Demonic and The Underrated Ann

June 27th, 2011 - 12:00 am

I know a lot of serious conservative journalists who haven’t read Coulter or who talk about her work as if it weren’t quite the thing.  She’s another one of those pundit babes on Fox News, isn’t she? — all right, maybe the Mother of all Pundit Babes — but not someone you actually take the time to read, doncha know.  I haven’t seen a single review of Demonic in a major Old Media outlet.  I can’t find one in a Google search either.  It reminds me of the experience I had many years ago when I stumbled on the work of a rising pop novelist named Stephen King.  For years, I went around telling my intellectual friends that King was something new and fresh on the writing scene.  For years, they went around calling him “post-literate,” or “sub-literate,” until the sheer inventive power of his prose overcame their snobbery.

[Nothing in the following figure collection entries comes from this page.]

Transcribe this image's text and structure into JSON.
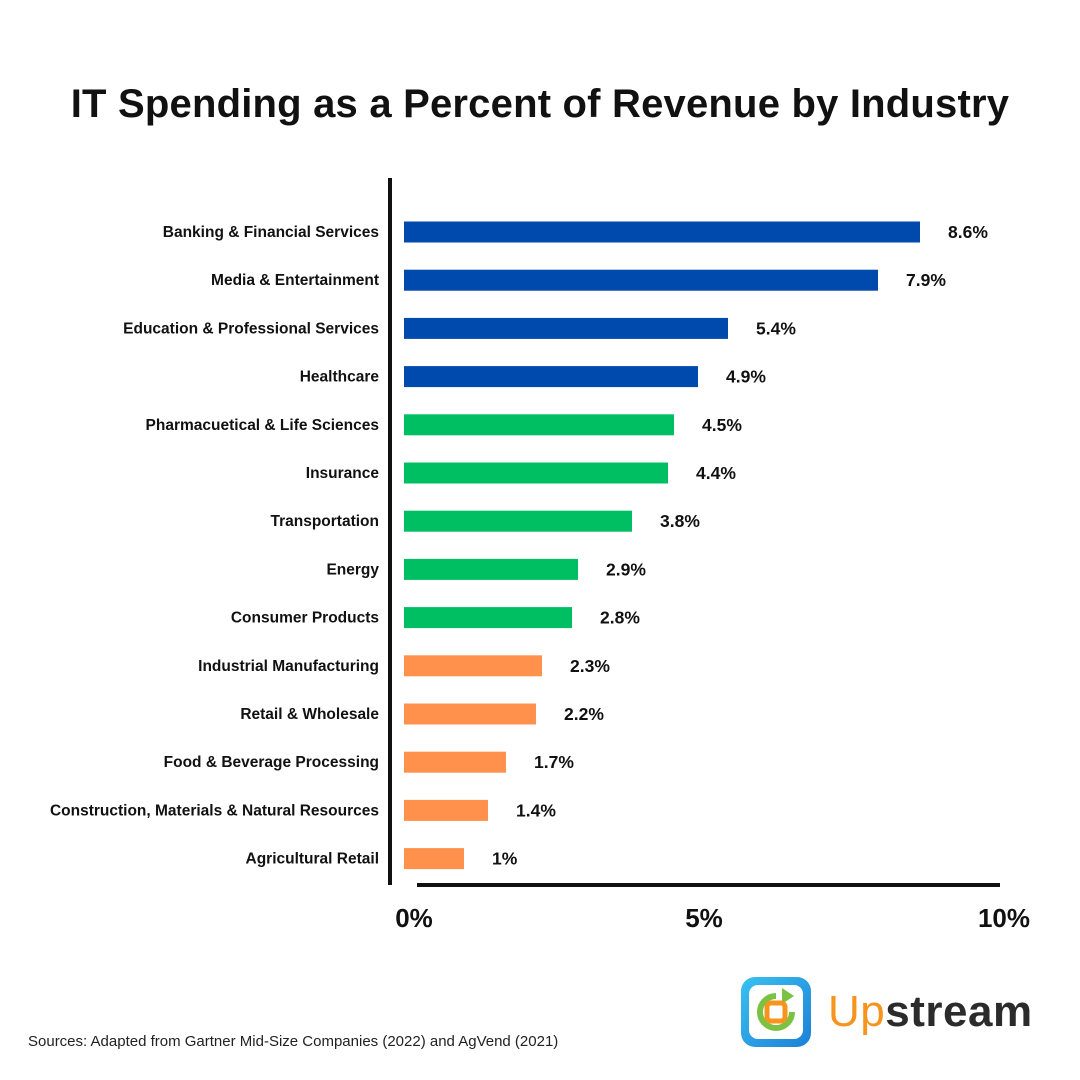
{
  "chart_data": {
    "type": "bar",
    "orientation": "horizontal",
    "title": "IT Spending as a Percent of Revenue by Industry",
    "xlabel": "",
    "ylabel": "",
    "xlim": [
      0,
      10
    ],
    "x_ticks": [
      {
        "value": 0,
        "label": "0%"
      },
      {
        "value": 5,
        "label": "5%"
      },
      {
        "value": 10,
        "label": "10%"
      }
    ],
    "grid": false,
    "categories": [
      "Banking & Financial Services",
      "Media & Entertainment",
      "Education & Professional Services",
      "Healthcare",
      "Pharmacuetical & Life Sciences",
      "Insurance",
      "Transportation",
      "Energy",
      "Consumer Products",
      "Industrial Manufacturing",
      "Retail & Wholesale",
      "Food & Beverage Processing",
      "Construction, Materials & Natural Resources",
      "Agricultural Retail"
    ],
    "values": [
      8.6,
      7.9,
      5.4,
      4.9,
      4.5,
      4.4,
      3.8,
      2.9,
      2.8,
      2.3,
      2.2,
      1.7,
      1.4,
      1
    ],
    "value_labels": [
      "8.6%",
      "7.9%",
      "5.4%",
      "4.9%",
      "4.5%",
      "4.4%",
      "3.8%",
      "2.9%",
      "2.8%",
      "2.3%",
      "2.2%",
      "1.7%",
      "1.4%",
      "1%"
    ],
    "groups": [
      "high",
      "high",
      "high",
      "high",
      "mid",
      "mid",
      "mid",
      "mid",
      "mid",
      "low",
      "low",
      "low",
      "low",
      "low"
    ],
    "group_colors": {
      "high": "#004aad",
      "mid": "#00bf63",
      "low": "#ff914d"
    }
  },
  "source": "Sources: Adapted from Gartner Mid-Size Companies  (2022) and AgVend (2021)",
  "logo": {
    "part1": "Up",
    "part2": "stream"
  }
}
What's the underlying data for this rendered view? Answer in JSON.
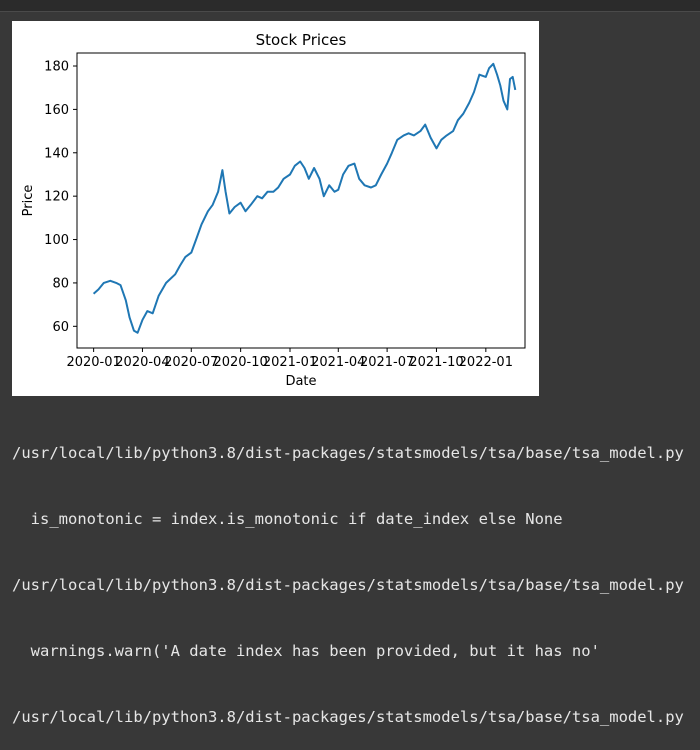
{
  "chart_data": {
    "type": "line",
    "title": "Stock Prices",
    "xlabel": "Date",
    "ylabel": "Price",
    "xlim": [
      "2019-12-01",
      "2022-03-15"
    ],
    "ylim": [
      50,
      186
    ],
    "yticks": [
      60,
      80,
      100,
      120,
      140,
      160,
      180
    ],
    "xtick_dates": [
      "2020-01-01",
      "2020-04-01",
      "2020-07-01",
      "2020-10-01",
      "2021-01-01",
      "2021-04-01",
      "2021-07-01",
      "2021-10-01",
      "2022-01-01"
    ],
    "xtick_labels": [
      "2020-01",
      "2020-04",
      "2020-07",
      "2020-10",
      "2021-01",
      "2021-04",
      "2021-07",
      "2021-10",
      "2022-01"
    ],
    "grid": false,
    "color": "#1f77b4",
    "series": [
      {
        "x": [
          "2020-01-01",
          "2020-01-10",
          "2020-01-20",
          "2020-02-01",
          "2020-02-12",
          "2020-02-20",
          "2020-03-01",
          "2020-03-08",
          "2020-03-16",
          "2020-03-23",
          "2020-04-01",
          "2020-04-10",
          "2020-04-20",
          "2020-05-01",
          "2020-05-15",
          "2020-06-01",
          "2020-06-10",
          "2020-06-20",
          "2020-07-01",
          "2020-07-10",
          "2020-07-20",
          "2020-08-01",
          "2020-08-10",
          "2020-08-20",
          "2020-08-28",
          "2020-09-03",
          "2020-09-10",
          "2020-09-20",
          "2020-10-01",
          "2020-10-10",
          "2020-10-20",
          "2020-11-01",
          "2020-11-10",
          "2020-11-20",
          "2020-12-01",
          "2020-12-10",
          "2020-12-20",
          "2021-01-01",
          "2021-01-10",
          "2021-01-20",
          "2021-01-28",
          "2021-02-05",
          "2021-02-15",
          "2021-02-25",
          "2021-03-05",
          "2021-03-15",
          "2021-03-25",
          "2021-04-01",
          "2021-04-10",
          "2021-04-20",
          "2021-05-01",
          "2021-05-10",
          "2021-05-20",
          "2021-06-01",
          "2021-06-10",
          "2021-06-20",
          "2021-07-01",
          "2021-07-10",
          "2021-07-20",
          "2021-08-01",
          "2021-08-10",
          "2021-08-20",
          "2021-09-01",
          "2021-09-10",
          "2021-09-20",
          "2021-10-01",
          "2021-10-10",
          "2021-10-20",
          "2021-11-01",
          "2021-11-10",
          "2021-11-20",
          "2021-12-01",
          "2021-12-10",
          "2021-12-20",
          "2022-01-01",
          "2022-01-07",
          "2022-01-15",
          "2022-01-22",
          "2022-01-28",
          "2022-02-03",
          "2022-02-10",
          "2022-02-15",
          "2022-02-20",
          "2022-02-25"
        ],
        "y": [
          75,
          77,
          80,
          81,
          80,
          79,
          72,
          64,
          58,
          57,
          63,
          67,
          66,
          74,
          80,
          84,
          88,
          92,
          94,
          100,
          107,
          113,
          116,
          122,
          132,
          122,
          112,
          115,
          117,
          113,
          116,
          120,
          119,
          122,
          122,
          124,
          128,
          130,
          134,
          136,
          133,
          128,
          133,
          128,
          120,
          125,
          122,
          123,
          130,
          134,
          135,
          128,
          125,
          124,
          125,
          130,
          135,
          140,
          146,
          148,
          149,
          148,
          150,
          153,
          147,
          142,
          146,
          148,
          150,
          155,
          158,
          163,
          168,
          176,
          175,
          179,
          181,
          176,
          171,
          164,
          160,
          174,
          175,
          169
        ]
      }
    ]
  },
  "output": {
    "line1": "/usr/local/lib/python3.8/dist-packages/statsmodels/tsa/base/tsa_model.py",
    "line2": "  is_monotonic = index.is_monotonic if date_index else None",
    "line3": "/usr/local/lib/python3.8/dist-packages/statsmodels/tsa/base/tsa_model.py",
    "line4": "  warnings.warn('A date index has been provided, but it has no'",
    "line5": "/usr/local/lib/python3.8/dist-packages/statsmodels/tsa/base/tsa_model.py"
  }
}
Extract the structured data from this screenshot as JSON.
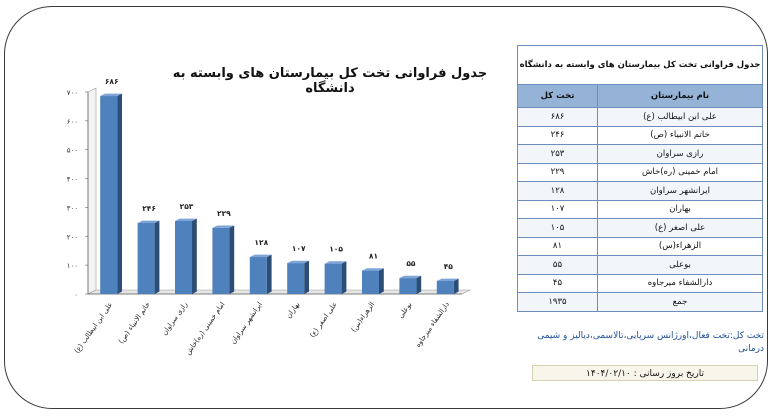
{
  "chart_data": {
    "type": "bar",
    "title": "جدول فراوانی تخت کل بیمارستان های وابسته به  دانشگاه",
    "categories": [
      "علی ابن ابیطالب (ع)",
      "خاتم الانبیاء (ص)",
      "رازی سراوان",
      "امام خمینی (ره)خاش",
      "ایرانشهر سراوان",
      "بهاران",
      "علی اصغر (ع)",
      "الزهراء(س)",
      "بوعلی",
      "دارالشفاء میرجاوه"
    ],
    "values": [
      686,
      246,
      253,
      229,
      128,
      107,
      105,
      81,
      55,
      45
    ],
    "value_labels": [
      "۶۸۶",
      "۲۴۶",
      "۲۵۳",
      "۲۲۹",
      "۱۲۸",
      "۱۰۷",
      "۱۰۵",
      "۸۱",
      "۵۵",
      "۴۵"
    ],
    "ylim": [
      0,
      700
    ],
    "yticks": [
      0,
      100,
      200,
      300,
      400,
      500,
      600,
      700
    ],
    "ytick_labels": [
      "۰",
      "۱۰۰",
      "۲۰۰",
      "۳۰۰",
      "۴۰۰",
      "۵۰۰",
      "۶۰۰",
      "۷۰۰"
    ],
    "xlabel": "",
    "ylabel": "",
    "grid": false,
    "bar_color": "#4f81bd"
  },
  "table": {
    "caption": "جدول فراوانی تخت کل بیمارستان های وابسته به  دانشگاه",
    "headers": {
      "name": "نام بیمارستان",
      "beds": "تخت کل"
    },
    "rows": [
      {
        "name": "علی ابن ابیطالب (ع)",
        "beds": "۶۸۶"
      },
      {
        "name": "خاتم الانبیاء (ص)",
        "beds": "۲۴۶"
      },
      {
        "name": "رازی سراوان",
        "beds": "۲۵۳"
      },
      {
        "name": "امام خمینی (ره)خاش",
        "beds": "۲۲۹"
      },
      {
        "name": "ایرانشهر سراوان",
        "beds": "۱۲۸"
      },
      {
        "name": "بهاران",
        "beds": "۱۰۷"
      },
      {
        "name": "علی اصغر (ع)",
        "beds": "۱۰۵"
      },
      {
        "name": "الزهراء(س)",
        "beds": "۸۱"
      },
      {
        "name": "بوعلی",
        "beds": "۵۵"
      },
      {
        "name": "دارالشفاء میرجاوه",
        "beds": "۴۵"
      },
      {
        "name": "جمع",
        "beds": "۱۹۳۵"
      }
    ]
  },
  "note": "تخت کل:تخت فعال،اورژانس سرپایی،تالاسمی،دیالیز و شیمی درمانی",
  "report_date": "تاریخ بروز رسانی : ۱۴۰۴/۰۲/۱۰"
}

When Ann Coulter is good — and I think Demonic is one of her best — she is doing something special and doing it at a level that makes her unique.  It’s not just the heavyweight research or the fearless disdain for received opinion.  Her flexible, sardonic, rigorous and unabashedly jokey prose creates an iconic voice that humanizes her polemic and compels you to engage with her specific and original worldview.  People are wont to say off-handedly “you either love her or hate her,” but they don’t seem to understand that that’s a writerly achievement of the first water.

Demonic makes an argument more complex than her other books.  Books like Slander and Treason tended to marshal legions of facts and examples in support of ideas like “the mainstream media lie,” or “liberals are unpatriotic.”  Demonic revives the 19th century science of “crowd psychology,” and argues that left-wing politics descends from the brutal and ultimately enslaving mob madness of the French Revolution whereas conservatives have inherited the mantle of the American founders, who feared the mob above all.  The book operates like a prosecutor building a case and even at its most one-sided, is often scarily convincing. The chapters in Part III on violence are brilliant.  Had I hair, it would’ve stood on end.

Coulter has her weaknesses, of course.  She tends to bark “yes,” the moment the mainstream media say “no,”  which will only lead you to the truth about 90 percent of the time.  She can go off on tangents (though she doesn’t here).  And her take-no-prisoners style…  well, takes no prisoners, which isn’t always the surest path to argumentative victory.

But she is, I’m convinced, one of the essayists of the day, possibly of the age, and some of her writing will be taught in schools long after the work of more sober and “respectable” journalists is forgotten.